Rubbing her sleepy eyes and running her fingers through her curly silvery hair, Aunt Bobo replied, “Not really Officer! Should we have done so? I mean, is something the matter?” By then, concern had crept into her voice.
“About one and a half hour ago, we
received a phone call from a motorist who came across an unconscious man lying on the road in this area.”
Inspector Margoze continued with the narration. It seems that
the ‘unconscious’ man was severely bruised.
His clothes were tattered and his feet were in roller skates. His name was Longaille, a notorious thief.
And, at that particular moment, Longaille was lying in a coma in the ICU (Intensive Care Unit) of the local hospital.
“We’ve been moving from door to door for the past hour.
Strangely enough, nobody in this neighbourhood seemed to have heard anything.
Each door that we knocked on was opened by people yawning or rubbing their sleepy eyes!” On this baffled note, Inspector Margoze bid us goodnight.
Aunt Bobo locked the door leaving the iron rod in its corner for emergency purposes...like thieves. She was in her blue sleeping gear and her feet were shod into her famous pink socks. It was a cold winter night. However, in her haste, she had tiptoed to the door without her bedroom slippers. Her sharp eyes wore a distant look for a fragmentary second.
Then, they lit up like
two bright bulbs.
She looked at me as if she had discovered a new continent and murmured, “Intruders can’t even sniff around. We have neighbourhood watch here!”
So saying, she rushed to the telephone cubicle (where the lone phone sat on its desk. This phone cubicle ensures privacy to callers.) Within a second her fingers were feverishly dialling a number. Listening to others’ conversations is not in my nature, so I made a move…but Aunt Bobo stopped me.
Alas, I tried to block my poor ears from loafing around the
telephonic conversation. My mind reverted to the police inspector’s expression when he saw Aunt Bobo’s powerful personality and the pink socks. (Aunt Bobo can look intimidating at times but she is actually extremely generous and soft-hearted!) I was unable to suppress a smile. Snatches of Aunt Bobo’s telephonic conversation floated to my ears despite my unwillingness to hear. “Whaaaaat? Oh…I see…Wheennn? hmn…Is thaaat so?...ook..”
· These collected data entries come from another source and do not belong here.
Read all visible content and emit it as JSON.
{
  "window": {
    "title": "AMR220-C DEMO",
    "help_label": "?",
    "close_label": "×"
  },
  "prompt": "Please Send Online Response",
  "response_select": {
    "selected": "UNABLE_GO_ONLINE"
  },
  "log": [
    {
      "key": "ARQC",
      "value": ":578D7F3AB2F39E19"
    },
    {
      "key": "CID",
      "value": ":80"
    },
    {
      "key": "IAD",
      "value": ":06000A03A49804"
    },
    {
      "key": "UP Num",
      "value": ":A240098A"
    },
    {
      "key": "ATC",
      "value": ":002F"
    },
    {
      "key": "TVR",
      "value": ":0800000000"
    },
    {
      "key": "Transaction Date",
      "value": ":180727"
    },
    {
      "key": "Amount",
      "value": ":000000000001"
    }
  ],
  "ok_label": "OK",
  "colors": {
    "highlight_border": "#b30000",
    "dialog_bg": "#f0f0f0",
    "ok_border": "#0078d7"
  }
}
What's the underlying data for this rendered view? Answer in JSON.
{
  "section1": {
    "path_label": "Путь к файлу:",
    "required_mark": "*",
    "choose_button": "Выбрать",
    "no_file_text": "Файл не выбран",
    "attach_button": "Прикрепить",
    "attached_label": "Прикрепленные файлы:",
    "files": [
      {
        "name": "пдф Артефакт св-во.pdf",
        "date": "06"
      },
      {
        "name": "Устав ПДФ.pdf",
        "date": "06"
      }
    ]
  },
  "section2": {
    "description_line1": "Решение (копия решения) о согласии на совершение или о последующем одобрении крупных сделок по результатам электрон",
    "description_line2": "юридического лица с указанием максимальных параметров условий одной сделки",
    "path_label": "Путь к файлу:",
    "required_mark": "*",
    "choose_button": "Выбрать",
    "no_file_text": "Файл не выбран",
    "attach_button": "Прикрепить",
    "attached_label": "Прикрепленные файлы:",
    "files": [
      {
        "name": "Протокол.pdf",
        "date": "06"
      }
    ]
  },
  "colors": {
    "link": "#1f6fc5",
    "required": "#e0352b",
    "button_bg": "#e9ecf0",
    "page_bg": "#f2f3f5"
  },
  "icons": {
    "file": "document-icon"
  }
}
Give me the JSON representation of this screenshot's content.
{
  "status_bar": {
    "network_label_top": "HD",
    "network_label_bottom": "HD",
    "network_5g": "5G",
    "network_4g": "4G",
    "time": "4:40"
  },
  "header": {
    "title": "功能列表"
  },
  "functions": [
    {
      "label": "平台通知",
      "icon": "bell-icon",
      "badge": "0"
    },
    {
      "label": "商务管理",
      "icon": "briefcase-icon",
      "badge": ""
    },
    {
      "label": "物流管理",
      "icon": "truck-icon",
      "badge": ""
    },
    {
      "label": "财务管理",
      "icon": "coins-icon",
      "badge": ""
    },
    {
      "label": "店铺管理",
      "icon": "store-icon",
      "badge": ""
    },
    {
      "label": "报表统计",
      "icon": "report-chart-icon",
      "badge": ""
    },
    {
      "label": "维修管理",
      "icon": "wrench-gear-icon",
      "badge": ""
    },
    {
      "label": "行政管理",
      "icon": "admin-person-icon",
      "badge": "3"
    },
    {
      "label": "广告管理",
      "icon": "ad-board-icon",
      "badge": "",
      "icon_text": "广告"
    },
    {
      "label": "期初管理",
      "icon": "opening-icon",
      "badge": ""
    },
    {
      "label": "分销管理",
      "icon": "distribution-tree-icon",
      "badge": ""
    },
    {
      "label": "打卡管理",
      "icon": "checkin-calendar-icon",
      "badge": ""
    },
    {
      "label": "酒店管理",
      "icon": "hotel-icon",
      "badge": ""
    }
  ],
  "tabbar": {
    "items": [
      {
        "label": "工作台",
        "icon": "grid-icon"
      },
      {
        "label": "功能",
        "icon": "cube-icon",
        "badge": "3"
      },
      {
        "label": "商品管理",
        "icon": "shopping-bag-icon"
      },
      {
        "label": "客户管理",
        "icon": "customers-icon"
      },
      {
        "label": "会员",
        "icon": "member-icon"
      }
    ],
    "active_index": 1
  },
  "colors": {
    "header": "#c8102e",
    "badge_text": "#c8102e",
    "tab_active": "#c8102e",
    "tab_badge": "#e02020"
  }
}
Finally, she replaced the receiver in its cradle and marched into the sitting room. Her expression spoke volumes. I could see that she was in a haste to share the information with me.
I
t seems that the notorious Longaille had unfortunately picked this neighbourhood to loot. As it was Saturday night, he was confident that most residents would either be out or too engrossed in suspense and action movies on television to bother about any real action taking place around.
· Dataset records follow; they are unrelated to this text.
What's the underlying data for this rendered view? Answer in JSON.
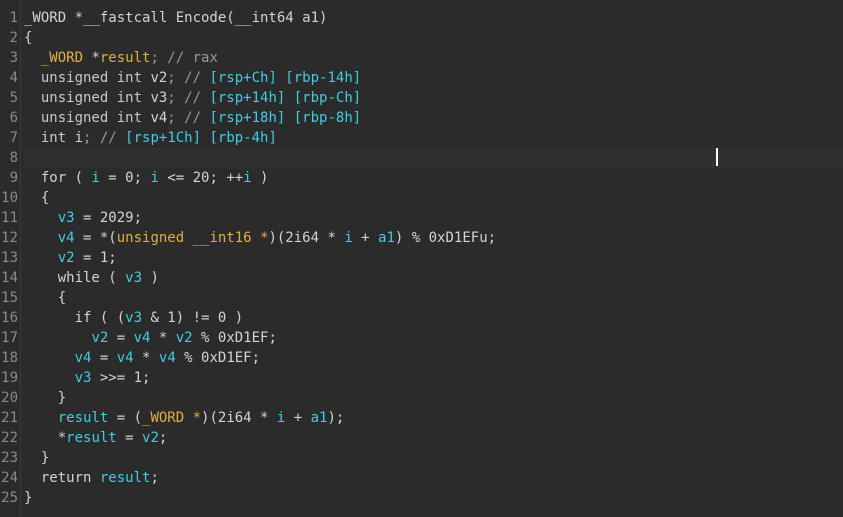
{
  "editor": {
    "current_line": 8,
    "lines": [
      {
        "n": "1",
        "tokens": [
          {
            "t": "_WORD *__fastcall Encode(__int64 a1)",
            "c": "plain"
          }
        ]
      },
      {
        "n": "2",
        "tokens": [
          {
            "t": "{",
            "c": "plain"
          }
        ]
      },
      {
        "n": "3",
        "tokens": [
          {
            "t": "  ",
            "c": "plain"
          },
          {
            "t": "_WORD",
            "c": "orange"
          },
          {
            "t": " *",
            "c": "plain"
          },
          {
            "t": "result",
            "c": "orange"
          },
          {
            "t": "; // rax",
            "c": "comment"
          }
        ]
      },
      {
        "n": "4",
        "tokens": [
          {
            "t": "  unsigned int ",
            "c": "type"
          },
          {
            "t": "v2",
            "c": "plain"
          },
          {
            "t": "; // ",
            "c": "comment"
          },
          {
            "t": "[rsp+Ch] [rbp-14h]",
            "c": "reg"
          }
        ]
      },
      {
        "n": "5",
        "tokens": [
          {
            "t": "  unsigned int ",
            "c": "type"
          },
          {
            "t": "v3",
            "c": "plain"
          },
          {
            "t": "; // ",
            "c": "comment"
          },
          {
            "t": "[rsp+14h] [rbp-Ch]",
            "c": "reg"
          }
        ]
      },
      {
        "n": "6",
        "tokens": [
          {
            "t": "  unsigned int ",
            "c": "type"
          },
          {
            "t": "v4",
            "c": "plain"
          },
          {
            "t": "; // ",
            "c": "comment"
          },
          {
            "t": "[rsp+18h] [rbp-8h]",
            "c": "reg"
          }
        ]
      },
      {
        "n": "7",
        "tokens": [
          {
            "t": "  int ",
            "c": "type"
          },
          {
            "t": "i",
            "c": "plain"
          },
          {
            "t": "; // ",
            "c": "comment"
          },
          {
            "t": "[rsp+1Ch] [rbp-4h]",
            "c": "reg"
          }
        ]
      },
      {
        "n": "8",
        "tokens": [
          {
            "t": "",
            "c": "plain"
          }
        ]
      },
      {
        "n": "9",
        "tokens": [
          {
            "t": "  for ( ",
            "c": "kw"
          },
          {
            "t": "i",
            "c": "var"
          },
          {
            "t": " = 0; ",
            "c": "plain"
          },
          {
            "t": "i",
            "c": "var"
          },
          {
            "t": " <= 20; ++",
            "c": "plain"
          },
          {
            "t": "i",
            "c": "var"
          },
          {
            "t": " )",
            "c": "plain"
          }
        ]
      },
      {
        "n": "10",
        "tokens": [
          {
            "t": "  {",
            "c": "plain"
          }
        ]
      },
      {
        "n": "11",
        "tokens": [
          {
            "t": "    ",
            "c": "plain"
          },
          {
            "t": "v3",
            "c": "var"
          },
          {
            "t": " = 2029;",
            "c": "plain"
          }
        ]
      },
      {
        "n": "12",
        "tokens": [
          {
            "t": "    ",
            "c": "plain"
          },
          {
            "t": "v4",
            "c": "var"
          },
          {
            "t": " = *(",
            "c": "plain"
          },
          {
            "t": "unsigned __int16 *",
            "c": "cast"
          },
          {
            "t": ")(2i64 * ",
            "c": "plain"
          },
          {
            "t": "i",
            "c": "var"
          },
          {
            "t": " + ",
            "c": "plain"
          },
          {
            "t": "a1",
            "c": "var"
          },
          {
            "t": ") % 0xD1EFu;",
            "c": "plain"
          }
        ]
      },
      {
        "n": "13",
        "tokens": [
          {
            "t": "    ",
            "c": "plain"
          },
          {
            "t": "v2",
            "c": "var"
          },
          {
            "t": " = 1;",
            "c": "plain"
          }
        ]
      },
      {
        "n": "14",
        "tokens": [
          {
            "t": "    while ( ",
            "c": "kw"
          },
          {
            "t": "v3",
            "c": "var"
          },
          {
            "t": " )",
            "c": "plain"
          }
        ]
      },
      {
        "n": "15",
        "tokens": [
          {
            "t": "    {",
            "c": "plain"
          }
        ]
      },
      {
        "n": "16",
        "tokens": [
          {
            "t": "      if ( (",
            "c": "kw"
          },
          {
            "t": "v3",
            "c": "var"
          },
          {
            "t": " & 1) != 0 )",
            "c": "plain"
          }
        ]
      },
      {
        "n": "17",
        "tokens": [
          {
            "t": "        ",
            "c": "plain"
          },
          {
            "t": "v2",
            "c": "var"
          },
          {
            "t": " = ",
            "c": "plain"
          },
          {
            "t": "v4",
            "c": "var"
          },
          {
            "t": " * ",
            "c": "plain"
          },
          {
            "t": "v2",
            "c": "var"
          },
          {
            "t": " % 0xD1EF;",
            "c": "plain"
          }
        ]
      },
      {
        "n": "18",
        "tokens": [
          {
            "t": "      ",
            "c": "plain"
          },
          {
            "t": "v4",
            "c": "var"
          },
          {
            "t": " = ",
            "c": "plain"
          },
          {
            "t": "v4",
            "c": "var"
          },
          {
            "t": " * ",
            "c": "plain"
          },
          {
            "t": "v4",
            "c": "var"
          },
          {
            "t": " % 0xD1EF;",
            "c": "plain"
          }
        ]
      },
      {
        "n": "19",
        "tokens": [
          {
            "t": "      ",
            "c": "plain"
          },
          {
            "t": "v3",
            "c": "var"
          },
          {
            "t": " >>= 1;",
            "c": "plain"
          }
        ]
      },
      {
        "n": "20",
        "tokens": [
          {
            "t": "    }",
            "c": "plain"
          }
        ]
      },
      {
        "n": "21",
        "tokens": [
          {
            "t": "    ",
            "c": "plain"
          },
          {
            "t": "result",
            "c": "var"
          },
          {
            "t": " = (",
            "c": "plain"
          },
          {
            "t": "_WORD *",
            "c": "cast"
          },
          {
            "t": ")(2i64 * ",
            "c": "plain"
          },
          {
            "t": "i",
            "c": "var"
          },
          {
            "t": " + ",
            "c": "plain"
          },
          {
            "t": "a1",
            "c": "var"
          },
          {
            "t": ");",
            "c": "plain"
          }
        ]
      },
      {
        "n": "22",
        "tokens": [
          {
            "t": "    *",
            "c": "plain"
          },
          {
            "t": "result",
            "c": "var"
          },
          {
            "t": " = ",
            "c": "plain"
          },
          {
            "t": "v2",
            "c": "var"
          },
          {
            "t": ";",
            "c": "plain"
          }
        ]
      },
      {
        "n": "23",
        "tokens": [
          {
            "t": "  }",
            "c": "plain"
          }
        ]
      },
      {
        "n": "24",
        "tokens": [
          {
            "t": "  return ",
            "c": "kw"
          },
          {
            "t": "result",
            "c": "var"
          },
          {
            "t": ";",
            "c": "plain"
          }
        ]
      },
      {
        "n": "25",
        "tokens": [
          {
            "t": "}",
            "c": "plain"
          }
        ]
      }
    ]
  }
}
Longaille wore roller-skates for faster action in case of unexpected danger.
Little did he know that the short arm of this neighbourhood
was faster than his roller-skates. Somebody sounded off the alarm and the chase was on. His roller-skates were of no help. Some of the swift-legged residents caught the thief and thrashed him till Longaille was forced to yell “POLICE…HELP!”
But the enraged residents did not spare the intruder. Utterly weak by the beating, our thief sank on the road.
Not realizing the gravity of the situation, the inhabitants
sought the safety of their homes.
By the time the police siren was blaring,
they were snuggled in their warm beds. The pounding on the door sought each one in their sleeping gear, disheveled, and yawning. Nobody had any information for the police, but within minutes the news had spread like wild fire in the neighbourhood, the neighbouring towns and the villages as well. After all, Mauritius is a small island.
No thief has ever dared set feet in Aunt Bobo’s neighbourhood after that lethal night!